Regulation of the HV Pump 400 may be internal to the HV Pump 400 (as shown as in U.S. patent No. 6,577,514, entitled “Efficient Charge Pump with Constant Boosted Output Voltage” and assigned to the assignee of the present invention) or can be provided by a voltage regulator circuit connected in series between the HV pump and the load (not shown). A second pump, the Drain Pump (“DPUMP”) 500, may provide a 7V to 8V supply to a BL regulator 600. The regulator 600 may regulate the output of the DPUMP to a precise trimmed bit line voltage (“VPPD”) level. The VPPD/BL voltage level may be adjusted according to a smart programming algorithm to a voltage level between 4V and 7V using small voltage steps or increments (e.g. 200 mV). Although the DPUMP 500 may provide a lower voltage than the HV Pump 400, it may consume more current than the HV Pump 400, since the DPUMP 500 may drive as much as several milli-amperes of current, while in contrast, the load of the HV Pump is substantially capacitive and may require almost no DC current.
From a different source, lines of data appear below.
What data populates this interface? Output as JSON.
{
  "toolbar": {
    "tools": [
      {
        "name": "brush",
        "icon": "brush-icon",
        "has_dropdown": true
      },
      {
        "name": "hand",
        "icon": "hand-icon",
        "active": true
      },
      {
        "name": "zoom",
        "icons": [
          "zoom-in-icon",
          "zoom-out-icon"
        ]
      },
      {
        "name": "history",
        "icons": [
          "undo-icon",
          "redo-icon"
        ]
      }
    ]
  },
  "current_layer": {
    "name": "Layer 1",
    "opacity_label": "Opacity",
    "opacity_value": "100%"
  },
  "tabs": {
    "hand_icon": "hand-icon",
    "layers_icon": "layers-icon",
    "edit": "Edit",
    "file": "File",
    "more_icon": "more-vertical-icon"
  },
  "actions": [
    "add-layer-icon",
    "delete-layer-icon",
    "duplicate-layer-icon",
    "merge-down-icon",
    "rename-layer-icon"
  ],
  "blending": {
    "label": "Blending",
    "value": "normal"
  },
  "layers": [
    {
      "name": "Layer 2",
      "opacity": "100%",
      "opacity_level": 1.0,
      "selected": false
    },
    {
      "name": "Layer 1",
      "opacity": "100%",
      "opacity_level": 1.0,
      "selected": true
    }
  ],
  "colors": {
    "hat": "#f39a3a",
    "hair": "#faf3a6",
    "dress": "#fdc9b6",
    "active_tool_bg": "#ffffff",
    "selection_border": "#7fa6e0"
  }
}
As mentioned above, charge pump circuits are required to provide all voltage levels above VDD and below VSS (VSS=GND=0). As seen in FIG. 1, according to the prior art, two or more charge pumps are required on a memory chip. Since each charge pump circuit may have a pumping efficiency (Power Out/Power In) of 20-30% (e.g. each 1 mA of current pumped at 8-10V may require 10-12 mA of VDD current), charge pump currents can comprise the majority of VDD current used by a memory chip. In addition, charge pumps are large circuits and can take up as much as 50% of a chip's die area.
What has been absent from the prior art, and is desired, is a method and circuit capable of driving the WL/select capacitive loads and efficiently driving high currents to the BL at a lower voltage, while avoiding the necessity of having two distinct positive charge pumps. Thus, it would be beneficial to reduce the number of charge pumps required for a non-volatile memory array such as an NROM EPROM array.